ANH Publishes Transitional Measures to Support the O&G Industry
In order to implement transitional measures to mitigate the adverse effects of the fall in international hydrocarbons prices and the public health emergency caused by COVID-19, the National Hydrocarbon Agency (“ANH”), issued Agreement 2 of 2020 (the “Agreement”).
Among the measures taken by the ANH are:
- Extension of terms may be agreed upon in respect to: (i) the duration term of the different phases of the exploration period; (ii) the term to complete the activities of the evaluation program and/or the integrated evaluation program; (iii) the term to submit possible commercial viability announcement, in the understanding that during the eventual extension, contractors may carry out financial economic studies and evaluations and socioenvironmental management; (iv) the term to submit exploitation plans, initial development plans or the updates thereof that are pending at the entering into effect of this Agreement; and (v) the deadline to submit exploitation work programs or the annual operation program of 2020.
- The extension of terms of the aforementioned activities must be subject to the rules established in article 3 of the Agreement, as well as to certain specific requirements, among which are:
- To extend the term to carry out activities inherent to the evaluation program and/or the integrated evaluation program, there must be pending activities within said programs.
- The exploitation plans, initial development plans or the updates thereof can be submitted within 60 calendar days following the publication of the Agreement in the Official Gazette.
- The pending work programs or annual operation programs of 2020 can be submitted within 60 calendar days following the publication of the Agreement in the Official Gazette. Within this same period, contractors who have already submitted the aforementioned programs can submit new exploitation work programs or annual operations programs and replace those initially filed before the ANH.
- Upon contractors request and having prior authorization of the ANH, the terms and percentages of the compliance guarantees can be modified, provided that the resulting value is ensured by a letter of credit, bank guarantee or another instrument authorized by the ANH. Likewise, the ANH can authorize the reduction or constitution of new letters of credit, bank guarantees, or other instruments authorized by the ANH, provided that the requirements established in the Agreement for such purpose are met.

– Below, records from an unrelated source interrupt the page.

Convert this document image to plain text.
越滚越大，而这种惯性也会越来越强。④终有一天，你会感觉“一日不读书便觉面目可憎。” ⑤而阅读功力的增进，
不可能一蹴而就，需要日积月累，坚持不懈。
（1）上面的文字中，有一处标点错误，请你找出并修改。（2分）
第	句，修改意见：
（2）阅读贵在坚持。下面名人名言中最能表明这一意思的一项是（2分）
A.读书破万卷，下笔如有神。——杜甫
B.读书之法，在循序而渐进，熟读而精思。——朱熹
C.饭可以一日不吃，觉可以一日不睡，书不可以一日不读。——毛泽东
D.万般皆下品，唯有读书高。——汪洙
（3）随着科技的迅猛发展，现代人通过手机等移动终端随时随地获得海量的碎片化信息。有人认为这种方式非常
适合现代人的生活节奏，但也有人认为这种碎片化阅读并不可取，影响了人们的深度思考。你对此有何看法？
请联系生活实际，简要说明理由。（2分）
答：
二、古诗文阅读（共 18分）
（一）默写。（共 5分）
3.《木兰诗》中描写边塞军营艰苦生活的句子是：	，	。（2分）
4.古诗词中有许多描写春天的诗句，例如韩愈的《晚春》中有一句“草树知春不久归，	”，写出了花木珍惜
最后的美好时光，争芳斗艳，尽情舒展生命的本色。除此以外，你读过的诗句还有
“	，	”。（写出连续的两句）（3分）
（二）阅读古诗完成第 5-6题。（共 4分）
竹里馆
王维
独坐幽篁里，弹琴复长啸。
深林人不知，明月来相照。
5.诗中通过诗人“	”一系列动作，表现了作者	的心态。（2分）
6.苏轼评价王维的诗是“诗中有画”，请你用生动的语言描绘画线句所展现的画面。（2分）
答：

- The contractors may request the transfer of exploration activities or investments between contracts and agreements signed with the ANH as established in Agreement 1 of 2020, but without them having to offer the 5% additional investment, as referred to in number 7.7 of Article 7 of Agreement 1 of 2020.
- Contractors may allocate the resources amid to programs for the benefit of communities ("PBC") in the development of the measures adopted by the National Government to mitigate the effects caused by COVID-19 in territories where hydrocarbons exploration and production activities are carried out.
- For the contractor to modify a PBC previously approved by the ANH in order to benefit from this measure, it must receive the approval of the initial beneficiary to modify the program, prior its submission before the ANH.
- To benefit from any of the measures contained in the Agreement, contractors must request it in writing to the ANH, providing the supports that establish the satisfaction of the requirements established for each case.
- It is important to mention that the application of these measure is subject to some rules, as follows:
- The term subject to the request shall be in force.
- Terms subject to the request shall expire within the following 12 months after the request.
- Extensions will be of 12 months, extendable for one additional opportunity and for a six-month term.
- Approval of the extensions is subject to the adoption of commitments and specific schedules.
- For the extension of terms, it is required that the following two conditions occur:
- WTI average price for the last 30 calendar days prior to the request is below US$40, pursuant to the US Energy Information Administration. b. WTI Light Sweet Crude Oil Futures CL average price remains in US$40, pursuant to the NYMEX, for at least one month of the following three months after submission of the request.